Our findings are in agreement with other studies that reported long term follow up of florid cases without treatment. Written informed consent was obtained from the patient for publication of this case report and accompanying images. A copy of the written consent is available for review by the Editor-in-Chief of this journal. Histologic typing of odontogenic tumours, jaw cysts and allied lesions.

World Health Organization; A clinical-pathologic study of thirty-four cases. Florid osseous dysplasia in Orientals.

Florid cemento-osseous dysplasia gigantiform cementoma in a Caucasian woman.

Periapical cemento-osseous dysplasia: clinicopathological features.

Br J Oral Maxillofac Surg. International Journal of Oral and Maxillofacial Surgery. Gigantiform cementoma affecting a Caucasian family. Familial florid cemento-osseous dysplasia — a case report and review of the literature.

Speight PM, Carlos R. Clinical, radiographic, biochemical and histological findings of florid Cemento-osseous dysplasia and report of a case. The clinicopathologic spectrum of cementoosseous dysplasia. Oral Radiology – Principles and Interpretation.

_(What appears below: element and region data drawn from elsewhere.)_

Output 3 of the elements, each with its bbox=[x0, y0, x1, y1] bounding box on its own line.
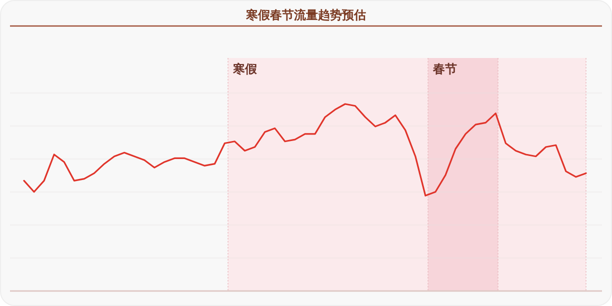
title: 寒假春节流量趋势预估 bbox=[246, 8, 366, 22]
text: 寒假 bbox=[232, 62, 258, 76]
text: 春节 bbox=[432, 62, 457, 76]
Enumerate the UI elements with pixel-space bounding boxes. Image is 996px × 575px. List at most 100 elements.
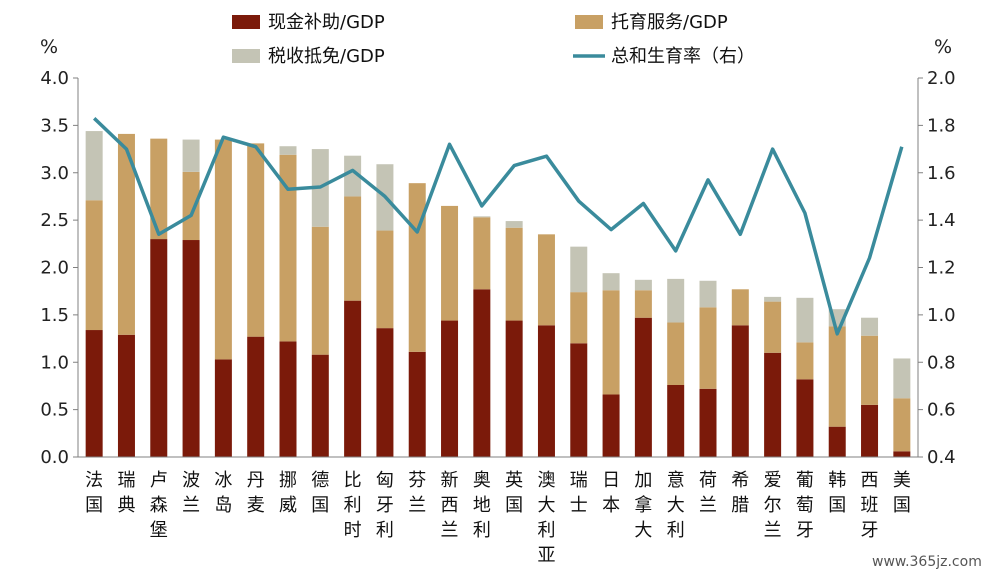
category-label: 葡萄牙 (796, 470, 814, 541)
bar-segment-cash (279, 341, 297, 457)
bar-segment-cash (214, 359, 232, 457)
bar-segment-childcare (376, 230, 394, 329)
bar-segment-cash (699, 388, 717, 457)
bar-segment-cash (667, 384, 685, 457)
category-label: 意大利 (667, 470, 685, 541)
category-label: 美国 (893, 470, 911, 516)
bar-segment-childcare (570, 292, 588, 344)
category-label: 瑞典 (117, 470, 135, 516)
legend: 现金补助/GDP 托育服务/GDP 税收抵免/GDP 总和生育率（右） (232, 12, 755, 67)
bar-segment-tax (699, 280, 717, 308)
bar-segment-childcare (279, 154, 297, 342)
axes-lines (77, 78, 919, 458)
category-label: 挪威 (279, 470, 297, 516)
legend-swatch (232, 49, 260, 63)
bar-segment-cash (796, 379, 814, 457)
bar-segment-tax (796, 297, 814, 343)
left-tick-label: 3.5 (40, 115, 69, 136)
category-labels: 法国瑞典卢森堡波兰冰岛丹麦挪威德国比利时匈牙利芬兰新西兰奥地利英国澳大利亚瑞士日… (85, 470, 911, 566)
bar-segment-childcare (893, 398, 911, 452)
bar-segment-tax (473, 216, 491, 218)
bar-segment-tax (764, 296, 782, 302)
left-tick-label: 3.0 (40, 163, 69, 184)
legend-label: 税收抵免/GDP (268, 46, 385, 67)
bar-segment-cash (150, 239, 168, 457)
fertility-line (92, 117, 904, 336)
bar-segment-childcare (117, 133, 135, 335)
bar-segment-cash (893, 451, 911, 457)
bar-segment-childcare (473, 217, 491, 290)
bar-segment-childcare (667, 322, 685, 385)
bar-segment-tax (634, 279, 652, 291)
bar-segment-childcare (537, 234, 555, 326)
right-tick-label: 1.4 (927, 210, 956, 231)
right-tick-label: 1.0 (927, 305, 956, 326)
bar-segment-cash (247, 336, 265, 457)
left-tick-label: 0.5 (40, 400, 69, 421)
bar-segment-tax (505, 221, 523, 228)
bar-segment-cash (441, 320, 459, 457)
bar-segment-cash (182, 240, 200, 457)
legend-label: 现金补助/GDP (268, 12, 385, 33)
left-tick-label: 0.0 (40, 447, 69, 468)
bar-segment-childcare (85, 200, 103, 331)
category-label: 卢森堡 (150, 470, 168, 541)
left-tick-label: 1.5 (40, 305, 69, 326)
category-label: 匈牙利 (376, 470, 394, 541)
right-tick-label: 0.6 (927, 400, 956, 421)
bar-segment-childcare (441, 205, 459, 321)
bar-segment-tax (861, 317, 879, 336)
bar-segment-childcare (505, 227, 523, 321)
category-label: 比利时 (344, 470, 362, 541)
bar-segment-tax (570, 246, 588, 293)
bar-segment-childcare (699, 307, 717, 389)
bar-segment-cash (311, 354, 329, 457)
bar-segment-childcare (634, 290, 652, 318)
bar-segment-cash (408, 351, 426, 457)
bar-segment-tax (602, 273, 620, 291)
right-tick-label: 1.2 (927, 258, 956, 279)
right-tick-label: 0.4 (927, 447, 956, 468)
bar-segment-cash (731, 325, 749, 457)
category-label: 德国 (311, 470, 329, 516)
legend-label: 托育服务/GDP (611, 12, 728, 33)
bar-segment-tax (85, 131, 103, 201)
category-label: 丹麦 (247, 470, 265, 516)
bar-segment-cash (473, 289, 491, 457)
category-label: 爱尔兰 (764, 470, 782, 541)
bar-segment-cash (861, 404, 879, 457)
bars (85, 131, 911, 457)
left-tick-label: 2.0 (40, 258, 69, 279)
right-axis: 0.4 0.6 0.8 1.0 1.2 1.4 1.6 1.8 2.0 (918, 68, 956, 468)
bar-segment-childcare (602, 290, 620, 395)
bar-segment-tax (893, 358, 911, 399)
category-label: 希腊 (731, 470, 749, 516)
category-label: 冰岛 (214, 470, 232, 516)
bar-segment-childcare (150, 138, 168, 240)
bar-segment-cash (764, 352, 782, 457)
bar-segment-childcare (408, 183, 426, 352)
category-label: 澳大利亚 (537, 470, 555, 566)
category-label: 加拿大 (634, 470, 652, 541)
bar-segment-cash (376, 328, 394, 457)
bar-segment-cash (602, 394, 620, 457)
bar-segment-childcare (344, 196, 362, 301)
left-tick-label: 4.0 (40, 68, 69, 89)
bar-segment-tax (344, 155, 362, 197)
right-tick-label: 1.8 (927, 115, 956, 136)
category-label: 法国 (85, 470, 103, 516)
left-tick-label: 2.5 (40, 210, 69, 231)
legend-swatch (232, 15, 260, 29)
fertility-rate-line (92, 117, 904, 336)
bar-segment-childcare (311, 226, 329, 355)
category-label: 荷兰 (699, 470, 717, 516)
left-axis-unit: % (40, 36, 58, 58)
bar-segment-cash (344, 300, 362, 457)
category-label: 新西兰 (441, 470, 459, 541)
bar-segment-cash (537, 325, 555, 457)
bar-segment-cash (828, 426, 846, 457)
category-label: 瑞士 (570, 470, 588, 516)
bar-segment-cash (634, 317, 652, 457)
left-axis: 0.0 0.5 1.0 1.5 2.0 2.5 3.0 3.5 4.0 (40, 68, 78, 468)
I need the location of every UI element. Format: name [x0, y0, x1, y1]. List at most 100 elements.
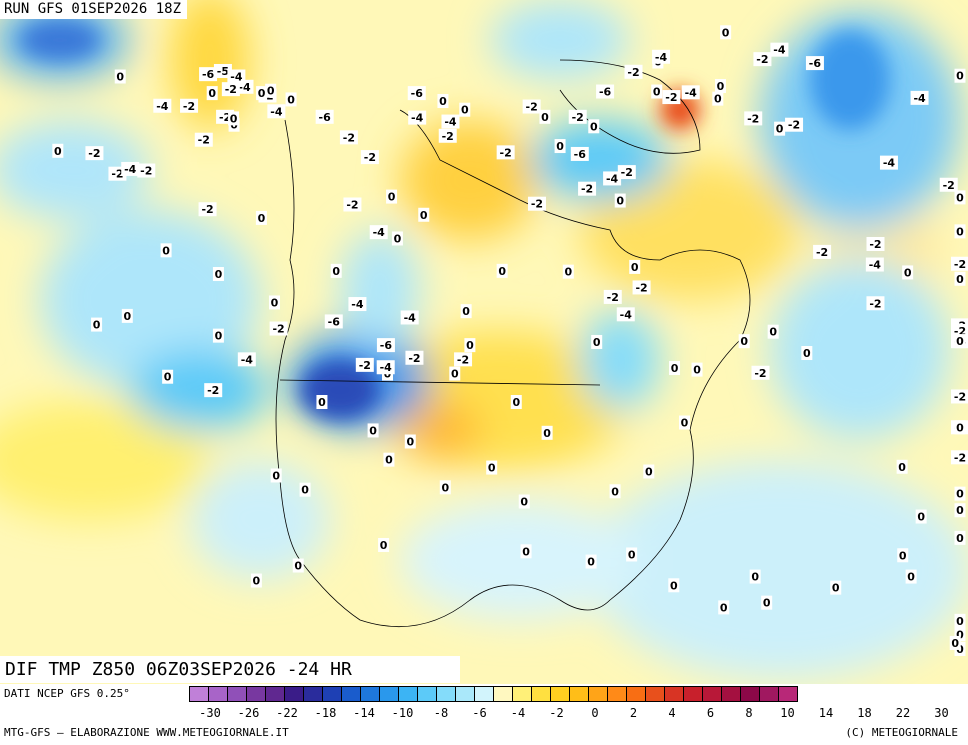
contour-label-bg: [518, 494, 530, 509]
contour-label-bg: [204, 383, 223, 398]
legend-tick: 4: [668, 706, 676, 720]
contour-label: 0: [832, 582, 840, 595]
legend-swatch: [284, 686, 304, 702]
contour-label-bg: [651, 84, 663, 99]
contour-label-bg: [915, 509, 927, 524]
contour-label-bg: [527, 196, 546, 211]
contour-label-bg: [383, 452, 395, 467]
contour-label-bg: [568, 109, 587, 124]
contour-label: 0: [272, 469, 280, 482]
contour-label: 0: [301, 484, 309, 497]
contour-label: -6: [809, 57, 822, 70]
contour-label: 0: [543, 427, 551, 440]
contour-label: -2: [183, 100, 195, 113]
contour-label-bg: [180, 98, 199, 113]
contour-label: -2: [364, 151, 376, 164]
contour-label: 0: [385, 454, 393, 467]
contour-label: -4: [773, 44, 786, 57]
contour-label-bg: [339, 130, 358, 145]
contour-label: -4: [606, 172, 619, 185]
contour-label-bg: [751, 365, 770, 380]
contour-label-bg: [954, 627, 966, 642]
contour-label-bg: [237, 352, 256, 367]
contour-label-bg: [162, 369, 174, 384]
contour-label: -2: [346, 199, 358, 212]
contour-label: 0: [720, 601, 728, 614]
contour-label-bg: [749, 569, 761, 584]
contour-label-bg: [348, 297, 367, 312]
contour-label-bg: [206, 86, 218, 101]
legend-swatch: [341, 686, 361, 702]
contour-label: -2: [140, 165, 152, 178]
contour-label: 0: [287, 93, 295, 106]
legend-tick: 10: [780, 706, 795, 720]
legend-swatch: [265, 686, 285, 702]
contour-label: -2: [869, 297, 881, 310]
contour-label-bg: [951, 450, 968, 465]
contour-label-bg: [52, 143, 64, 158]
map-title: DIF TMP Z850 06Z03SEP2026 -24 HR: [0, 656, 460, 683]
contour-label-bg: [449, 366, 461, 381]
contour-label: -4: [230, 71, 243, 84]
contour-label: -2: [572, 111, 584, 124]
contour-label-bg: [269, 295, 281, 310]
legend-tick: -26: [237, 706, 260, 720]
contour-label: 0: [271, 296, 279, 309]
contour-label: 0: [116, 71, 124, 84]
contour-label: -6: [599, 86, 612, 99]
contour-label: -4: [404, 311, 417, 324]
contour-label: 0: [593, 336, 601, 349]
contour-label: 0: [488, 462, 496, 475]
contour-label-bg: [408, 110, 427, 125]
contour-label: -2: [111, 168, 123, 181]
color-scale-ticks: -30 -26 -22 -18 -14 -10 -8 -6 -4 -2 0 2 4 6 8 10 14 18 22 3…: [190, 706, 968, 722]
contour-label-bg: [160, 243, 172, 258]
contour-label-bg: [418, 207, 430, 222]
contour-label: 0: [670, 579, 678, 592]
contour-label: -2: [607, 291, 619, 304]
contour-label: 0: [763, 597, 771, 610]
contour-label-bg: [570, 146, 589, 161]
legend-swatch: [227, 686, 247, 702]
contour-label: 0: [956, 225, 964, 238]
contour-label: -6: [380, 339, 393, 352]
contour-label: 0: [722, 26, 730, 39]
contour-label: -6: [328, 315, 341, 328]
contour-label: 0: [451, 368, 459, 381]
contour-label-bg: [902, 265, 914, 280]
contour-label: -4: [444, 116, 457, 129]
legend-swatch: [455, 686, 475, 702]
contour-label-bg: [153, 98, 172, 113]
contour-label-bg: [714, 79, 726, 93]
contour-label: 0: [93, 319, 101, 332]
contour-label-bg: [866, 296, 885, 311]
contour-label-bg: [954, 224, 966, 239]
legend-tick: -18: [314, 706, 337, 720]
legend-swatch: [721, 686, 741, 702]
contour-label-bg: [454, 352, 473, 367]
contour-label-bg: [949, 635, 961, 650]
contour-label-bg: [137, 163, 156, 178]
contour-label: 0: [294, 560, 302, 573]
contour-label: -4: [869, 259, 882, 272]
contour-label-bg: [407, 86, 426, 101]
contour-label-bg: [369, 225, 388, 240]
contour-label-bg: [194, 132, 213, 147]
contour-label: -2: [869, 238, 881, 251]
contour-label-bg: [459, 102, 471, 117]
contour-label: -5: [217, 65, 229, 78]
contour-label: -4: [883, 157, 896, 170]
legend-swatch: [322, 686, 342, 702]
contour-label: -2: [943, 179, 955, 192]
contour-label-bg: [939, 177, 958, 192]
contour-label: -2: [635, 281, 647, 294]
contour-label: -2: [198, 134, 210, 147]
contour-label-bg: [522, 99, 541, 114]
contour-label: 0: [556, 140, 564, 153]
contour-label: -4: [685, 86, 698, 99]
legend-tick: 0: [591, 706, 599, 720]
legend-swatch: [607, 686, 627, 702]
contour-label-bg: [954, 420, 966, 435]
contour-label-bg: [879, 155, 898, 170]
contour-label: 0: [898, 461, 906, 474]
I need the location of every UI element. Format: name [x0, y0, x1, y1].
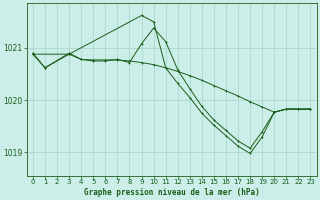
X-axis label: Graphe pression niveau de la mer (hPa): Graphe pression niveau de la mer (hPa): [84, 188, 260, 197]
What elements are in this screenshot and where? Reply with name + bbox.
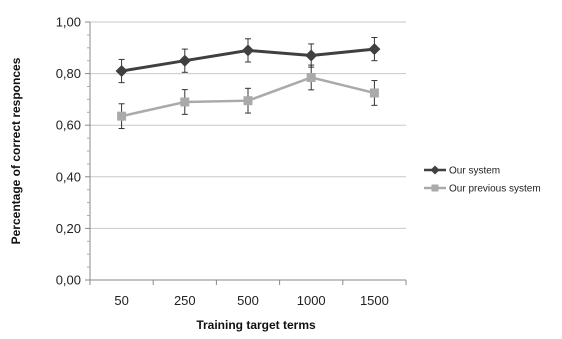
data-point (243, 96, 253, 106)
x-axis-title: Training target terms (196, 318, 316, 332)
y-tick-label: 0,40 (56, 169, 81, 184)
y-axis-title: Percentage of correct responces (9, 57, 23, 244)
y-tick-label: 0,60 (56, 118, 81, 133)
legend-label: Our system (449, 166, 500, 177)
y-tick-label: 1,00 (56, 15, 81, 30)
x-tick-label: 1500 (360, 293, 389, 308)
data-point (305, 49, 318, 62)
legend-item: Our previous system (424, 184, 541, 195)
gridlines (90, 21, 406, 229)
legend-marker (430, 165, 440, 175)
legend-marker (431, 184, 439, 192)
y-tick-label: 0,20 (56, 221, 81, 236)
data-point (115, 65, 128, 78)
y-tick-label: 0,00 (56, 273, 81, 288)
legend-item: Our system (424, 165, 500, 177)
x-tick-label: 50 (114, 293, 128, 308)
y-tick-labels: 0,00 0,20 0,40 0,60 0,80 1,00 (56, 15, 90, 288)
x-tick-labels: 50 250 500 1000 1500 (89, 280, 407, 308)
data-point (368, 43, 381, 56)
legend: Our system Our previous system (424, 165, 541, 195)
legend-label: Our previous system (449, 184, 541, 195)
data-point (178, 54, 191, 67)
x-tick-label: 1000 (297, 293, 326, 308)
x-tick-label: 250 (174, 293, 196, 308)
y-tick-label: 0,80 (56, 66, 81, 81)
series-1 (115, 36, 381, 84)
series-2 (117, 64, 379, 130)
series-group (115, 36, 381, 130)
data-point (369, 88, 379, 98)
x-tick-label: 500 (237, 293, 259, 308)
data-point (117, 111, 127, 121)
data-point (180, 97, 190, 107)
data-point (306, 72, 316, 82)
data-point (242, 44, 254, 57)
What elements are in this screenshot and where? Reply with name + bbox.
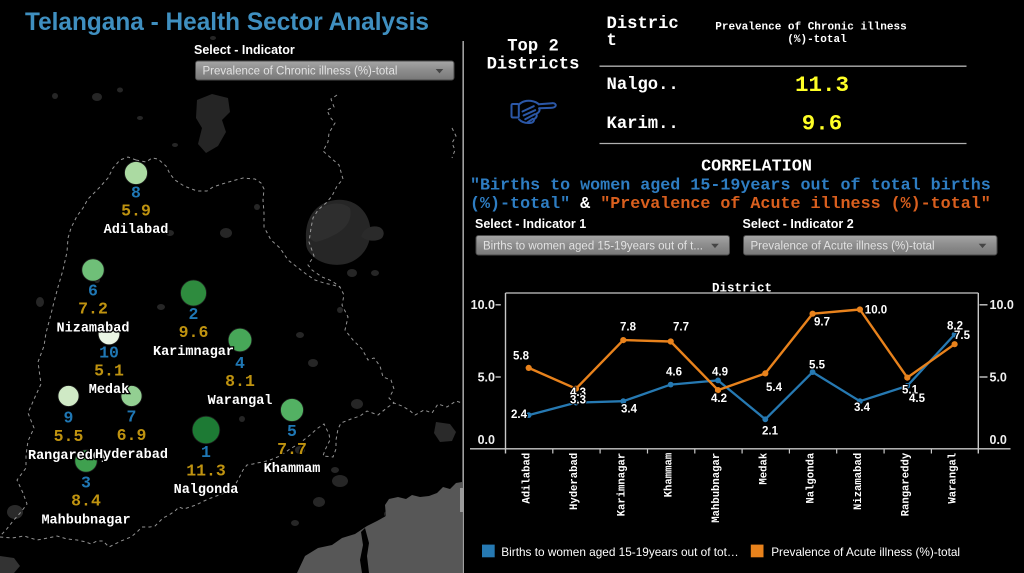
svg-text:Select - Indicator 2: Select - Indicator 2 [743, 217, 854, 231]
svg-text:t: t [607, 32, 617, 51]
svg-text:4.2: 4.2 [711, 393, 727, 405]
svg-text:9.7: 9.7 [814, 317, 830, 329]
svg-text:8.4: 8.4 [71, 492, 101, 511]
svg-text:Medak: Medak [89, 383, 130, 398]
svg-text:Adilabad: Adilabad [522, 453, 534, 504]
svg-text:4.9: 4.9 [712, 367, 728, 379]
svg-text:Prevalence of Chronic illness: Prevalence of Chronic illness (%)-total [203, 66, 398, 78]
svg-text:Prevalence of Chronic illness: Prevalence of Chronic illness [715, 22, 906, 34]
svg-text:Karimnagar: Karimnagar [616, 453, 628, 517]
svg-text:Nizamabad: Nizamabad [853, 453, 865, 510]
svg-text:7.7: 7.7 [277, 440, 307, 459]
svg-text:9: 9 [64, 409, 74, 428]
svg-text:0.0: 0.0 [990, 433, 1007, 447]
svg-text:Khammam: Khammam [264, 462, 321, 477]
svg-text:Khammam: Khammam [664, 453, 676, 498]
svg-text:Nalgo..: Nalgo.. [607, 76, 679, 95]
svg-text:6: 6 [88, 282, 98, 301]
svg-text:4.6: 4.6 [666, 367, 682, 379]
svg-text:Warangal: Warangal [208, 394, 273, 409]
svg-text:4: 4 [235, 354, 245, 373]
svg-text:5.0: 5.0 [478, 370, 495, 384]
svg-text:3.4: 3.4 [854, 402, 871, 414]
svg-text:Mahbubnagar: Mahbubnagar [711, 453, 723, 523]
svg-text:2.4: 2.4 [511, 409, 528, 421]
svg-text:8.2: 8.2 [947, 321, 963, 333]
svg-text:11.3: 11.3 [795, 72, 849, 98]
svg-text:Medak: Medak [758, 452, 770, 484]
svg-text:10.0: 10.0 [865, 305, 887, 317]
svg-text:CORRELATION: CORRELATION [701, 158, 812, 177]
svg-text:(%)-total: (%)-total [787, 34, 847, 46]
svg-text:5.9: 5.9 [121, 202, 151, 221]
svg-text:Top 2: Top 2 [507, 38, 559, 57]
svg-text:District: District [712, 282, 772, 296]
svg-text:Mahbubnagar: Mahbubnagar [41, 514, 130, 529]
svg-text:5.8: 5.8 [513, 351, 530, 363]
svg-text:9.6: 9.6 [802, 111, 843, 137]
svg-text:1: 1 [201, 443, 211, 462]
svg-text:7.8: 7.8 [620, 322, 637, 334]
svg-text:5.0: 5.0 [990, 370, 1007, 384]
svg-text:2: 2 [189, 305, 199, 324]
svg-text:10: 10 [99, 344, 119, 363]
svg-text:0.0: 0.0 [478, 433, 495, 447]
svg-text:5.5: 5.5 [809, 360, 826, 372]
svg-text:Births to women aged 15-19year: Births to women aged 15-19years out of t… [483, 241, 703, 253]
svg-text:4.5: 4.5 [909, 393, 926, 405]
svg-text:8.1: 8.1 [225, 372, 255, 391]
svg-text:Rangareddy: Rangareddy [28, 449, 109, 464]
svg-text:Adilabad: Adilabad [104, 223, 169, 238]
svg-text:Prevalence of Acute illness (%: Prevalence of Acute illness (%)-total [751, 241, 935, 253]
svg-text:Karimnagar: Karimnagar [153, 345, 234, 360]
svg-text:4.3: 4.3 [570, 387, 586, 399]
svg-text:5.4: 5.4 [766, 382, 783, 394]
svg-text:3.3: 3.3 [570, 395, 586, 407]
svg-text:5.1: 5.1 [94, 362, 124, 381]
svg-text:Districts: Districts [487, 56, 580, 75]
svg-text:11.3: 11.3 [186, 462, 226, 481]
svg-text:Hyderabad: Hyderabad [95, 448, 168, 463]
svg-text:Warangal: Warangal [948, 453, 960, 504]
svg-text:3.4: 3.4 [621, 404, 638, 416]
svg-text:Births to women aged 15-19year: Births to women aged 15-19years out of t… [501, 545, 738, 559]
svg-text:10.0: 10.0 [990, 298, 1014, 312]
svg-text:Prevalence of Acute illness (%: Prevalence of Acute illness (%)-total [771, 545, 960, 559]
svg-text:"Births to women aged 15-19yea: "Births to women aged 15-19years out of … [470, 177, 991, 196]
svg-text:5: 5 [287, 422, 297, 441]
svg-text:Nalgonda: Nalgonda [806, 452, 818, 504]
svg-text:7: 7 [127, 408, 137, 427]
svg-text:Select - Indicator: Select - Indicator [194, 43, 295, 57]
svg-text:5.1: 5.1 [902, 385, 919, 397]
svg-text:6.9: 6.9 [117, 426, 147, 445]
svg-text:7.7: 7.7 [673, 322, 689, 334]
svg-text:Distric: Distric [607, 15, 679, 34]
svg-text:8: 8 [131, 184, 141, 203]
svg-text:5.5: 5.5 [54, 427, 84, 446]
svg-text:Telangana - Health Sector Anal: Telangana - Health Sector Analysis [25, 8, 429, 36]
svg-text:Nizamabad: Nizamabad [57, 322, 130, 337]
svg-text:9.6: 9.6 [179, 323, 209, 342]
svg-text:Nalgonda: Nalgonda [174, 483, 239, 498]
svg-text:Select - Indicator 1: Select - Indicator 1 [475, 217, 586, 231]
svg-text:7.2: 7.2 [78, 300, 108, 319]
svg-text:Karim..: Karim.. [607, 115, 679, 134]
svg-text:3: 3 [81, 474, 91, 493]
svg-text:(%)-total" & "Prevalence of Ac: (%)-total" & "Prevalence of Acute illnes… [470, 195, 991, 214]
svg-text:7.5: 7.5 [954, 330, 971, 342]
svg-text:Hyderabad: Hyderabad [569, 453, 581, 510]
svg-text:10.0: 10.0 [471, 298, 495, 312]
svg-text:2.1: 2.1 [762, 426, 779, 438]
svg-text:Rangareddy: Rangareddy [900, 452, 912, 516]
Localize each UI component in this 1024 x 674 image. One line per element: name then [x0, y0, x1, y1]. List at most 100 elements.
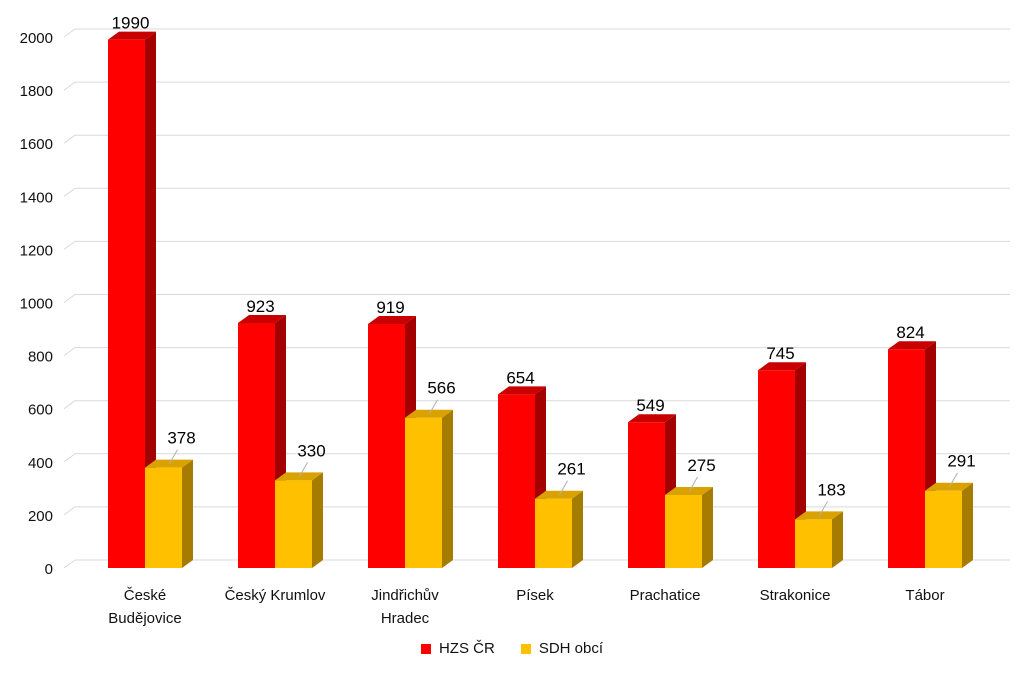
data-labels: 1990 378 923 330 919 566 654 261 549 275 745 183 824… — [112, 14, 976, 516]
gridline-depth — [63, 400, 76, 410]
bar-top — [925, 482, 973, 491]
data-label-leader — [429, 399, 438, 414]
x-tick-label: Český Krumlov — [225, 587, 326, 604]
bars — [108, 31, 973, 568]
bar-top — [275, 472, 323, 481]
x-tick-label: Tábor — [905, 587, 944, 604]
bar — [145, 467, 182, 568]
bar-top — [238, 314, 286, 323]
x-tick-label: Budějovice — [108, 610, 181, 627]
bar — [628, 422, 665, 568]
bar-top — [888, 341, 936, 350]
x-tick-label: České — [124, 587, 167, 604]
y-tick-label: 200 — [28, 508, 53, 525]
bar-top — [405, 409, 453, 418]
gridline-depth — [63, 134, 76, 144]
y-tick-label: 400 — [28, 455, 53, 472]
gridline-depth — [63, 559, 76, 569]
bar — [925, 490, 962, 568]
bar — [498, 394, 535, 568]
legend-swatch-hzs — [420, 643, 431, 654]
bar-top — [498, 386, 546, 395]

Osseous (Cemento-osseous) Dysplasia of the Jaws: Clinical and Radiographic Analysis | jcda

Florid cemento-osseous dysplasia and chronic diffuse osteomyelitis Report of a simultaneous presentation and review of the literature. J Am Dent Assoc.

Multiple oral radiopaque masses leading to Gardner’s syndrome diagnosis. Familial Florid Cemento-Osseous Cementoo A rare manifestation in an Indian family. Case Reports in Dentistry. Familial florid cemento-osseous dysplasia: Clinical, radiographic, and histological findings of florid cemento-osseous dysplasia: Imaging Science in Dentistry.

Sclerotic cemental masses of the jaws so-called chronic. Florid cemento osseous dysplasia: OA Dentistry Oct 01;1 1: Abstract Introduction Florid cemento-osseous dysplasia is one of the terms that have been designated by the World Health Organization as cemento-osseous dysplasias of the jaws. Case report A case of asymptomatic uncomplicated florid cemento-osseous dysplasia occurring in a year-old Jordanian female is reported, which can be considered rare regarding race distribution.

Introduction The WHO report describes Cemento-Osseous Dysplasias CODs as a variety of jaw lesions that are characterized histologically by the psseous of cementum-like tissue, and which appear to be dysplasias rather than neoplasms.

Case report This report will present “according to our knowledge” the first documented case of FCOD in Jordan with 15 years clinical and radiographical data follow up. Discussion Clinical and radiographic features are diagnostic for FCOD, it is almost always asymptomatic and nonexpanding, usually discovered incidentally on routine dental radiographs. Consent Written informed consent was obtained from the patient for publication of this case report and accompanying images.

Conflict of interests None declared. Competing interests None declared.